Viagens na pandemia

Foi logo no primeiro mês de isolamento que meu filho mais velho me disse:

“Mãe, você está traumatizada com essa pandemia, né?”

E a resposta à minha pergunta “por que você está falando isso?” foi:

“Você está descobrindo que não suporta a sua família”.

“Não suporta” foi forte demais, respondi para ele. Mas, sim, eu continuei, ele não deixava de ter razão: é mais fácil (e saudável) conviver quando a gente não fica com a pessoa o dia todo, vinte e quatro horas por dia (literalmente e sem exageros). Seja essa pessoa quem for. Seja essa pessoa aquela para quem um dia você olhou e disse, acreditando que era verdade, até sendo verdade mesmo: eu passaria o resto da minha vida grudada em você (pequena homenagem ao dia dos namorados).

Eu, particularmente, acho que nunca disse essa frase para ninguém. A ideia de grude nunca me atraiu. Grudados em casa, então, so-cor-ro! Porque nem da ideia de casa eu gosto muito. Desde que saí da casa dos meus pais, minhas casas estão sempre com cara de quem acabou de receber os hóspedes. E faz um tempo que entendi a razão: nunca acho que cheguei ao meu lugar, toda casa me parece temporária e aquela arrumação definitiva fica sempre para depois. E tanto é assim que vendi uma casa própria e nunca consegui substitui-la (tem a falta de dinheiro suficiente, tem o pavor de fazer dívida com o banco por 475869097 meses com juros de 177294840292727174748484949393% ao mês e tem uma casa que nunca achei). Desde então, moro de aluguel. Se tiver que arrumar demais, se tiver que mexer demais, se simplesmente eu precisar mudar de bairro ou cidade, rescindo o contrato e mudo.

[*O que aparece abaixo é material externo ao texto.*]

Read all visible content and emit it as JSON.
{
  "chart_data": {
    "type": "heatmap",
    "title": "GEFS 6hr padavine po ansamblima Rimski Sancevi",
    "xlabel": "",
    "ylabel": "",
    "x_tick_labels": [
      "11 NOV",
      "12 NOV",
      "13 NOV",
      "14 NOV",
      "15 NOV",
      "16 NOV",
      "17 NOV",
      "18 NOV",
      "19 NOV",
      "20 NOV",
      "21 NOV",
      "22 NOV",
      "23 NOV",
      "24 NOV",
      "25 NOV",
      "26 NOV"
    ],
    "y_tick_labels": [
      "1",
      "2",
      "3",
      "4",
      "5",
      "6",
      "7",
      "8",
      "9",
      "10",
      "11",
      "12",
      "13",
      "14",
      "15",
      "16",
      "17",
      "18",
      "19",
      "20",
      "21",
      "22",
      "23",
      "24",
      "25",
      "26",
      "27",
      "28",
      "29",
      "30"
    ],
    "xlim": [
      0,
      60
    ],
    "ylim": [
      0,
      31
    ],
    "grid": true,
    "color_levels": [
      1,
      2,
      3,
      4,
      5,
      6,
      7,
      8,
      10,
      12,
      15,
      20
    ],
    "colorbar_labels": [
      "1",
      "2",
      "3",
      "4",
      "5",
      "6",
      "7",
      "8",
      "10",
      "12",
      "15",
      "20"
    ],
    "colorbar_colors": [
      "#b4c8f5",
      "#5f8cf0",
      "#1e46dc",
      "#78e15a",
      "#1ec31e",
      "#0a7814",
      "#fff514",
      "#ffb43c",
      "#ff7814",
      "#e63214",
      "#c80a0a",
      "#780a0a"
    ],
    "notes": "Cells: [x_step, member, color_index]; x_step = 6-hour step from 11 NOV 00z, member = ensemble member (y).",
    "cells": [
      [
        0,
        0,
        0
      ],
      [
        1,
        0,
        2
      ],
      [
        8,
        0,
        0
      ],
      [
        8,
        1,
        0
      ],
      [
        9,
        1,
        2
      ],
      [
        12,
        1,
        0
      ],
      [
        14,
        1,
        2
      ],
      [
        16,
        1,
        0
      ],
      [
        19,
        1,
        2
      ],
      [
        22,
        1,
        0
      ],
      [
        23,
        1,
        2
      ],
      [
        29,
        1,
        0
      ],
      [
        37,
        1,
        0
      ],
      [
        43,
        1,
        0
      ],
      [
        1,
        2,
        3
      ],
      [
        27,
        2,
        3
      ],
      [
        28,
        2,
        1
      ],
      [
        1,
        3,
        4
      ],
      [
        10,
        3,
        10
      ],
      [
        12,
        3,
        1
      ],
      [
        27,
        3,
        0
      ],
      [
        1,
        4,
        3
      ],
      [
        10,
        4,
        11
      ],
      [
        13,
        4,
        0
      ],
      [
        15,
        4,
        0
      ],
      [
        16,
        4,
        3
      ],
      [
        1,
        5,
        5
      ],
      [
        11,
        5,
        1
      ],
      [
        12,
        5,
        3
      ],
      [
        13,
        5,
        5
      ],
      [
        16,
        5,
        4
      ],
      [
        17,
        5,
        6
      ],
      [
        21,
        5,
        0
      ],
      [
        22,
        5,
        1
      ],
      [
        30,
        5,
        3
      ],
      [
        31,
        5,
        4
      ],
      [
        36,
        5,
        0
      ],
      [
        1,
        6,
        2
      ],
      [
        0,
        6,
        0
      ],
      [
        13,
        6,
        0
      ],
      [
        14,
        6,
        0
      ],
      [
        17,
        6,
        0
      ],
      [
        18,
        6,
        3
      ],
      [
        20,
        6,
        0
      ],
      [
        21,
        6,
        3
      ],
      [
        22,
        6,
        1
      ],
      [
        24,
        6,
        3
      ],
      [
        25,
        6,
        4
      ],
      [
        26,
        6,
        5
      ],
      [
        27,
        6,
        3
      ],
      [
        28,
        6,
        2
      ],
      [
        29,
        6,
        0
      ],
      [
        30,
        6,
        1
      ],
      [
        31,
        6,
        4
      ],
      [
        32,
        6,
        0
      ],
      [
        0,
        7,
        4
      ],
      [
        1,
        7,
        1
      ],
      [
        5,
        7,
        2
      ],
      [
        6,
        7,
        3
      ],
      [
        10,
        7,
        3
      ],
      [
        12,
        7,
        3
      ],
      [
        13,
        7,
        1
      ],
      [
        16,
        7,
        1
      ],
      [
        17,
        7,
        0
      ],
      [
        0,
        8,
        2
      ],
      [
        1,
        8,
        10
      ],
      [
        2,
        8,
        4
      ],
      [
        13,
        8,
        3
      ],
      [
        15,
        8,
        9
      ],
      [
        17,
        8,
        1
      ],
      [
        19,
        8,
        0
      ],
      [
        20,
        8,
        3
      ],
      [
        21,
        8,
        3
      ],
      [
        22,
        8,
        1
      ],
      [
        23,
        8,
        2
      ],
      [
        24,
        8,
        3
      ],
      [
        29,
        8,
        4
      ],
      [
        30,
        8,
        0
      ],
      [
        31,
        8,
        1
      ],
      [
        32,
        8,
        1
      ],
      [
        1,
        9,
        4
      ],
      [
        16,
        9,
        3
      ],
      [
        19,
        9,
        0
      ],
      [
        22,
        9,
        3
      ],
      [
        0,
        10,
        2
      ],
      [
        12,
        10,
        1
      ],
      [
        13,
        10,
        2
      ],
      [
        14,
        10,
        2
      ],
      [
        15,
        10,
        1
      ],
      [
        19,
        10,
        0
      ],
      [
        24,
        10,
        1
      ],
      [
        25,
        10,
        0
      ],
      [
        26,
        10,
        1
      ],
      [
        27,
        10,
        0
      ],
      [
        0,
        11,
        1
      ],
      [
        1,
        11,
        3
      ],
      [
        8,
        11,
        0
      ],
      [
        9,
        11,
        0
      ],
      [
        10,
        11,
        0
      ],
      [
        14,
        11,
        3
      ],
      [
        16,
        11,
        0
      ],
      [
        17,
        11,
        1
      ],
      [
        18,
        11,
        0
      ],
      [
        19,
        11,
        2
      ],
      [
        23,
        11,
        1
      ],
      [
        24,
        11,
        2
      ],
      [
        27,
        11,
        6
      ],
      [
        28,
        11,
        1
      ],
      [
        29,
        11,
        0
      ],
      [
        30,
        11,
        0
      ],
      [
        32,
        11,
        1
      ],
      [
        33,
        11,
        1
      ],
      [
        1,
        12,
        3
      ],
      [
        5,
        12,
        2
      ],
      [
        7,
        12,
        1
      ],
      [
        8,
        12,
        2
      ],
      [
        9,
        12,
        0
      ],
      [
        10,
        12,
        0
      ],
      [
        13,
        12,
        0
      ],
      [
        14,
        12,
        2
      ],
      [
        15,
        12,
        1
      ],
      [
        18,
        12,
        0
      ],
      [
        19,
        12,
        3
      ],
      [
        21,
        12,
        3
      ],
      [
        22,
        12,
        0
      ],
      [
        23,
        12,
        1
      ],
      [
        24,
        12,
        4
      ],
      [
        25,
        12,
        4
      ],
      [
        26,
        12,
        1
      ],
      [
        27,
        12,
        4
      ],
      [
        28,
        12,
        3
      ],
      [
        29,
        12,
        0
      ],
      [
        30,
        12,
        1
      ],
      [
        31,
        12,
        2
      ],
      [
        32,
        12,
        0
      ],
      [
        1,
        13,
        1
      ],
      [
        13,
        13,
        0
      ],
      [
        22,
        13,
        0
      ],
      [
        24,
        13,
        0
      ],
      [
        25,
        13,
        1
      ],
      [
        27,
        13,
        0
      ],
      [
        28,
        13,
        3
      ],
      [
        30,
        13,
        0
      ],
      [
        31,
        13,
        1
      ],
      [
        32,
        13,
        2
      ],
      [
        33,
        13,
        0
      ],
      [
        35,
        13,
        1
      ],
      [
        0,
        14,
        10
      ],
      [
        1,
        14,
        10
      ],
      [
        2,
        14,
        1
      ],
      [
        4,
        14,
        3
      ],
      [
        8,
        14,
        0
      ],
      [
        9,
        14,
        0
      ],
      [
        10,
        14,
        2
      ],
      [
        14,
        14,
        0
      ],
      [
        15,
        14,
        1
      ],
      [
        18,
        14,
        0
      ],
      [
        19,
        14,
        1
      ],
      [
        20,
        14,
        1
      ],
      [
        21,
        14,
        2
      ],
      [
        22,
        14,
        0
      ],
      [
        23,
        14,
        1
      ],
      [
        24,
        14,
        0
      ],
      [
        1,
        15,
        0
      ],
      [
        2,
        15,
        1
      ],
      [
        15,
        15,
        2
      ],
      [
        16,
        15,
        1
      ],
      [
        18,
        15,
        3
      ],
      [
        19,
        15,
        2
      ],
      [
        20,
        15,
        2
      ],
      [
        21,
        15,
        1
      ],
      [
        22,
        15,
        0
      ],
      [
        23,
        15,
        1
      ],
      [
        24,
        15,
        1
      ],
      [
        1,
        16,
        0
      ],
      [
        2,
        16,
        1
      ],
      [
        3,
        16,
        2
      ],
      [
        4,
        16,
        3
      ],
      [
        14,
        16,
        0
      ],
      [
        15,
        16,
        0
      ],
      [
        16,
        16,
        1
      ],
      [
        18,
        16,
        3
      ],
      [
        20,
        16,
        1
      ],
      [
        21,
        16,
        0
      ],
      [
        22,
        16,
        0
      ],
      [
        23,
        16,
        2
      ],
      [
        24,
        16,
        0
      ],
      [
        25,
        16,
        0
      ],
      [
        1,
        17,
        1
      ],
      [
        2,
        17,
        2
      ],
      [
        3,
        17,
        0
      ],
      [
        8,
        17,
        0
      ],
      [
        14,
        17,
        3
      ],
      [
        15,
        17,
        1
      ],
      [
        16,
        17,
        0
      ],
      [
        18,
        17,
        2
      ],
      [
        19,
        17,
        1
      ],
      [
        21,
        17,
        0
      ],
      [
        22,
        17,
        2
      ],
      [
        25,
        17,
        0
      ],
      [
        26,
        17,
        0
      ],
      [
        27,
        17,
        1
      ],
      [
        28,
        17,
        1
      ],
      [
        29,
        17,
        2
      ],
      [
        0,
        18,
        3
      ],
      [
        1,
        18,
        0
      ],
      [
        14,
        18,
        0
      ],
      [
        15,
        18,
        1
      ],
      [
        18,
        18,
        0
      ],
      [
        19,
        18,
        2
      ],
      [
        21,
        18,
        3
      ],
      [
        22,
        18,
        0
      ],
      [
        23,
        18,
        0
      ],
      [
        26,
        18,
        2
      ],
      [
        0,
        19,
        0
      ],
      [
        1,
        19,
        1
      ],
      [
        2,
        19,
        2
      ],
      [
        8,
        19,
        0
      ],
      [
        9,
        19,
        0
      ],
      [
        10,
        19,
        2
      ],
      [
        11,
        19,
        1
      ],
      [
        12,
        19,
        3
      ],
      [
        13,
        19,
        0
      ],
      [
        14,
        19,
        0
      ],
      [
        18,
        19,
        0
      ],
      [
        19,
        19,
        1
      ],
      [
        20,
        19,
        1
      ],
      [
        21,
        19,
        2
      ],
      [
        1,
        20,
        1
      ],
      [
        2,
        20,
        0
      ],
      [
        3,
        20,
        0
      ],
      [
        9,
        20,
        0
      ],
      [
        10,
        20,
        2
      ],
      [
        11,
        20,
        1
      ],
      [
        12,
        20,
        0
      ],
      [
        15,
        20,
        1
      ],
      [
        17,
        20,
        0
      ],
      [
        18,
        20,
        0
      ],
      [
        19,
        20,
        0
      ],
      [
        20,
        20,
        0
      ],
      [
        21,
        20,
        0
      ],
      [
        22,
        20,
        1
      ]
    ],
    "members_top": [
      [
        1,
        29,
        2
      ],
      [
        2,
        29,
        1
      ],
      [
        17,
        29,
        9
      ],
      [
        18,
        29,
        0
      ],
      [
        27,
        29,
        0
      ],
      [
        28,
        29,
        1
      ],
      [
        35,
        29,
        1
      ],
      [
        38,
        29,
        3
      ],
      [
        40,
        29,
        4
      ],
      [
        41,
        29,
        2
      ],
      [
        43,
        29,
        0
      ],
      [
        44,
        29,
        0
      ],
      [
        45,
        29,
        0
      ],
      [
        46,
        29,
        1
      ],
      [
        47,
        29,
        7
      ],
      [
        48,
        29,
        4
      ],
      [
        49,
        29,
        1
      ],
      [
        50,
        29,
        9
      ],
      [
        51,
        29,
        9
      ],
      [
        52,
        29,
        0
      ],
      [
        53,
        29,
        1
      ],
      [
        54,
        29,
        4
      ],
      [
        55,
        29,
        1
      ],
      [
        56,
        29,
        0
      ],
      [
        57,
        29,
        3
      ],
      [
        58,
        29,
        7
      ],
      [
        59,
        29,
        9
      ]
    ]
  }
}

Talvez seja o sangue croata. Há relatos de que os ciganos se concentraram em países como Iugoslávia, Bulgária e Romênia.  Sempre gostei da rua, das casas dos outros, daquilo que não me é familiar. Na infância, tinha escovas de dentes nas casas de várias amigas. Bastava ouvir “quer dormir em …” para já responder com um “sim”. Talvez o final da pergunta nem fosse “em casa”, mas eu já estava pronta. Além da companhia das amigas, claro, tinha sempre uma comida que eu não conhecia (o lanche de frango da Tia Rê), um hábito que não existia na minha casa (tomar lanche da tarde na casa da Patrícia), um som (o violão do Tchê), espaços (o quintal com cachorros na casa da Mariana), luzes (amarelas na casa da Mette) e eu me encantava com cada detalhe capaz de ampliar meu mundo.

E, sim, eu gostava muito da casa dos meus pais. Gostava muito da minha casa. E na minha casa também eram várias as escovas de dentes das amigas. Cada uma com um nome, todas guardadas na primeira gaveta do gabinete embaixo da pia. Uma casa cheia de amigas e amigos. Então não era uma questão, como não é até hoje, de não gostar de ficar em casa. É só uma questão de “mas tem tanta coisa para ser vista lá fora”. Uma amiga, espírita, uma vez me disse que sou espírito jovem, encarnado poucas vezes, daí a vontade de conhecer tanto o mundo. Pode ser. Eu sei muito pouco sobre nada.

Mas sei que em 2020 resolvi voltar a fazer diário. No dia primeiro de janeiro listei todos os lugares que ainda quero conhecer e coloquei um asterisco naqueles que achei que seria possível conhecer ainda este ano. A lista segue lá e não deixei de acrescentar lugares. Não eliminei, ainda, os sonhos. Mas, por enquanto, viagens mesmo só com os livros (aliás, os únicos objetos definitivamente arrumados em todas as casas temporárias), em cantinhos da casa onde gosto de estar, de preferência longe dos meus filhos na hora da leitura. Até para eu poder olhar para eles depois de deixar o cantinho e me encher de amor e gratidão.

1 comentário

    • Vania Ventura em 12 de junho de 2020 às 23:04

    Me identifico tanto com suas histórias! Dá até vontade de escrever também. E de falar para vc continuar a colocar com palavras aquilo que o nosso coração está cheio.
    Obrigado por partilhar seus sonhos…sua vida.